A common sign of this cancer is a white glow or glint in the pupil of one or both eyes. Parents may first notice the condition when looking at their child in a photograph. The child’s pupil does not have the normal red appearance that a flash photo creates. Instead, the pupil is white.

Left untreated, retinoblastoma can be fatal or result in blindness. It also plays a special role in explaining cancer; retinoblastomas have been found to grow in response to the mutation of a single gene, the RB1 gene, demonstrating that some cells are only a step away from developing into a life-threatening malignancy.

David E. Cobrinik, MD, PhD, of The Vision Center at Children’s Hospital Los Angeles, together with colleagues at Memorial Sloan-Kettering Cancer Center in New York City, has answered the longstanding question of why mutations to the RB1 gene primarily cause tumors of the retina and not other cell types. His study could reveal new cellular signaling pathways relevant to retinal development, cancer development and, ultimately, the discovery of novel therapies.
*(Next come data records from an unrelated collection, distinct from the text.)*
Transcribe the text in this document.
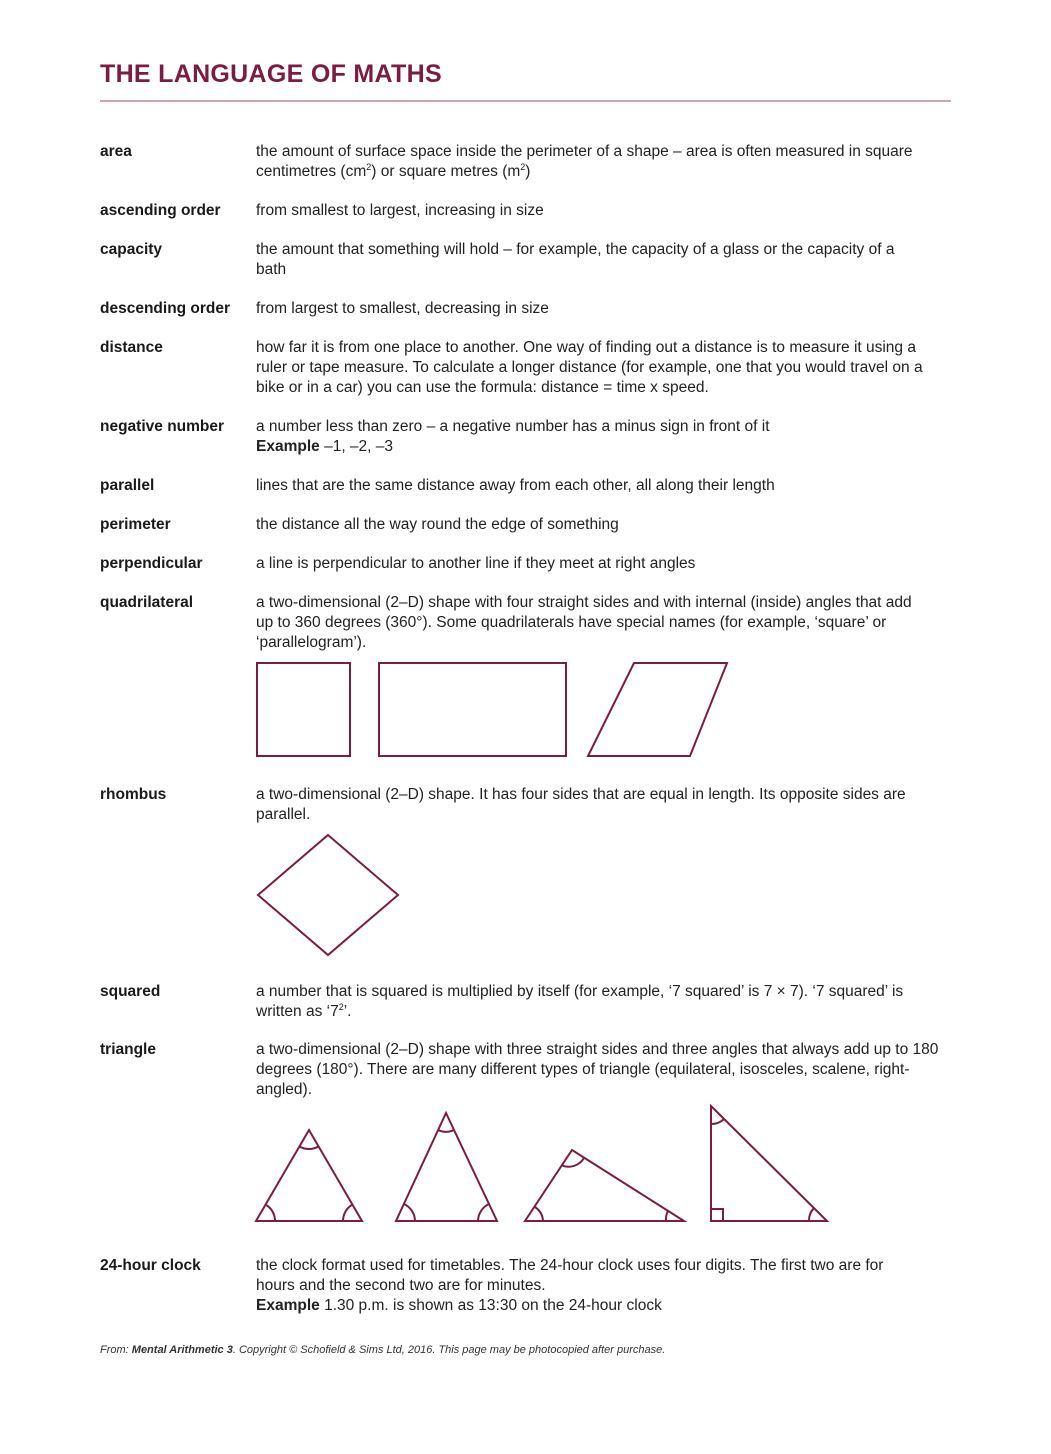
THE LANGUAGE OF MATHS
area	the amount of surface space inside the perimeter of a shape – area is often measured in square centimetres $(cm^2)$ or square metres $(m^2)$
ascending order	from smallest to largest, increasing in size
capacity	the amount that something will hold – for example, the capacity of a glass or the capacity of a bath
descending order	from largest to smallest, decreasing in size
distance	how far it is from one place to another. One way of finding out a distance is to measure it using a ruler or tape measure. To calculate a longer distance (for example, one that you would travel on a bike or in a car) you can use the formula: distance = time x speed.
negative number	a number less than zero – a negative number has a minus sign in front of it

Example –1, –2, –3

parallel	lines that are the same distance away from each other, all along their length
perimeter	the distance all the way round the edge of something
perpendicular	a line is perpendicular to another line if they meet at right angles
quadrilateral	a two-dimensional (2–D) shape with four straight sides and with internal (inside) angles that add up to 360 degrees (360°). Some quadrilaterals have special names (for example, ‘square’ or ‘parallelogram’).
rhombus	a two-dimensional (2–D) shape. It has four sides that are equal in length. Its opposite sides are parallel.
squared	a number that is squared is multiplied by itself (for example, ‘7 squared’ is 7 × 7). ‘7 squared’ is written as ‘$7^2$’.
triangle	a two-dimensional (2–D) shape with three straight sides and three angles that always add up to 180 degrees (180°). There are many different types of triangle (equilateral, isosceles, scalene, right-angled).
24-hour clock	the clock format used for timetables. The 24-hour clock uses four digits. The first two are for hours and the second two are for minutes.

Example 1.30 p.m. is shown as 13:30 on the 24-hour clock

From: Mental Arithmetic 3. Copyright © Schofield & Sims Ltd, 2016. This page may be photocopied after purchase.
“Finding the single genetic change that causes these retinal tumors in young children advances our understanding of cancer, not only because it solves the RB riddle, but because the discovery more generally implies that cancers can develop through the collaboration between a cancer-causing mutation—in this case, inactivation of the RB1 gene—and cell type-specific circuitry,” says Cobrinik, who is also an investigator with The Saban Research Institute of CHLA and associate professor of Ophthalmology at the USC Eye Institute in the Keck School of Medicine of the University of Southern California.

Researchers at CHLA were also among the first to isolate and clone the RB1 gene. The Vision Center at CHLA, one of the largest clinical programs in the U.S. for the treatment of retinoblastoma, was among the first sites in the nation to offer gene testing for all retinoblastoma patients and the first to offer a prenatal diagnosis for the disease.

In June 2014, a team of CHLA physicians and scientists announced development of a retinoblastoma next-generation (RB1 NextGen) sequencing panel. The hospital became the first to offer this whole-gene sequencing to patients and family members who may also have inherited the gene mutation, placing them at high risk.